Photo by Mike Sinclair.

(The Midtown KC Post is profiling the buildings on the Historic Kansas City Foundation’s Most Endangered List for 2013. More about our series of stories.)

The Midwest Hotel at 20th and Main – its decades of service to  working class travelers all but forgotten – now sits vacant and deteriorated.

The five-story terra-cotta building built in 1915 sold at a foreclosure sale this year.

It has been on the National Register since 2004 as part of the Working Class and Mid-Priced Hotel district that also includes the Rieger Hotel and Hotel Monroe.

The application for historic designation tells its history:

The noted Kansas City architecture firm of Smith, Rea and Lovitt designed the 75-room, fireproof hotel of reinforced concrete built for an estimated $50,000.

It is within walking distance of Union Station, and among its long term clients were traveling salesmen who used it as a base of operations.

Joseph Harris owned it until January 1943, when Stella Parke purchased it and got into a dispute with war department officials. They took it over as a headquarters for military police, who were then bivouacked in Penn Valley Park.
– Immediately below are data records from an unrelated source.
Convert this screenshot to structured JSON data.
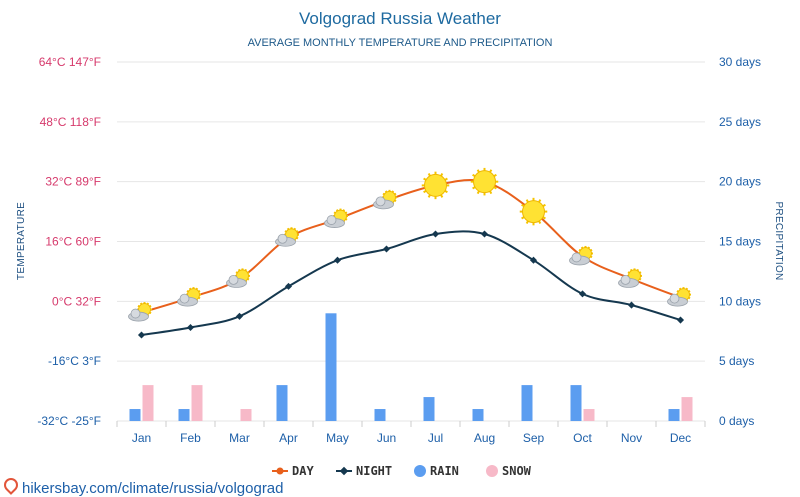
{
  "chart_data": {
    "type": "line",
    "title": "Volgograd Russia Weather",
    "subtitle": "AVERAGE MONTHLY TEMPERATURE AND PRECIPITATION",
    "ylabel_left": "TEMPERATURE",
    "ylabel_right": "PRECIPITATION",
    "left_axis": {
      "ylim": [
        -32,
        64
      ],
      "ticks": [
        {
          "value": 64,
          "label": "64°C 147°F"
        },
        {
          "value": 48,
          "label": "48°C 118°F"
        },
        {
          "value": 32,
          "label": "32°C 89°F"
        },
        {
          "value": 16,
          "label": "16°C 60°F"
        },
        {
          "value": 0,
          "label": "0°C 32°F"
        },
        {
          "value": -16,
          "label": "-16°C 3°F"
        },
        {
          "value": -32,
          "label": "-32°C -25°F"
        }
      ]
    },
    "right_axis": {
      "ylim": [
        0,
        30
      ],
      "ticks": [
        {
          "value": 30,
          "label": "30 days"
        },
        {
          "value": 25,
          "label": "25 days"
        },
        {
          "value": 20,
          "label": "20 days"
        },
        {
          "value": 15,
          "label": "15 days"
        },
        {
          "value": 10,
          "label": "10 days"
        },
        {
          "value": 5,
          "label": "5 days"
        },
        {
          "value": 0,
          "label": "0 days"
        }
      ]
    },
    "categories": [
      "Jan",
      "Feb",
      "Mar",
      "Apr",
      "May",
      "Jun",
      "Jul",
      "Aug",
      "Sep",
      "Oct",
      "Nov",
      "Dec"
    ],
    "series": [
      {
        "name": "DAY",
        "type": "line",
        "axis": "left",
        "color": "#e8601c",
        "values": [
          -3,
          1,
          6,
          17,
          22,
          27,
          31,
          32,
          24,
          12,
          6,
          1
        ]
      },
      {
        "name": "NIGHT",
        "type": "line",
        "axis": "left",
        "color": "#15384f",
        "values": [
          -9,
          -7,
          -4,
          4,
          11,
          14,
          18,
          18,
          11,
          2,
          -1,
          -5
        ]
      },
      {
        "name": "RAIN",
        "type": "bar",
        "axis": "right",
        "color": "#5b9df0",
        "values": [
          1,
          1,
          0,
          3,
          9,
          1,
          2,
          1,
          3,
          3,
          0,
          1
        ]
      },
      {
        "name": "SNOW",
        "type": "bar",
        "axis": "right",
        "color": "#f7b9c8",
        "values": [
          3,
          3,
          1,
          0,
          0,
          0,
          0,
          0,
          0,
          1,
          0,
          2
        ]
      }
    ],
    "weather_icons": [
      "partly-cloudy",
      "partly-cloudy",
      "partly-cloudy",
      "partly-cloudy",
      "partly-cloudy",
      "partly-cloudy",
      "sunny",
      "sunny",
      "sunny",
      "partly-cloudy",
      "partly-cloudy",
      "partly-cloudy"
    ],
    "legend": [
      {
        "label": "DAY",
        "color": "#e8601c",
        "marker": "line-circle"
      },
      {
        "label": "NIGHT",
        "color": "#15384f",
        "marker": "line-diamond"
      },
      {
        "label": "RAIN",
        "color": "#5b9df0",
        "marker": "circle"
      },
      {
        "label": "SNOW",
        "color": "#f7b9c8",
        "marker": "circle"
      }
    ],
    "legend_position": "bottom-center",
    "grid": true
  },
  "footer": {
    "url": "hikersbay.com/climate/russia/volgograd"
  }
}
Parke got it back in 1946 and it remained a hotel until it closed in 2005.

In 2003, Jackson County prosecutors alleged drug dealers and prostitutes made the place a public nuisance and sued in an attempt to force its sale.

In 2008, its owners tried to do a redevelopment involving the adjoining Hereford House and two other properties, but the Hereford House burned and the effort failed.

Historic Kansas City Foundation reports that the building has recently drawn interest from local developers, but its layout and deterioration make reuse difficult.

“Demolition for new construction is likely,” the foundation reports.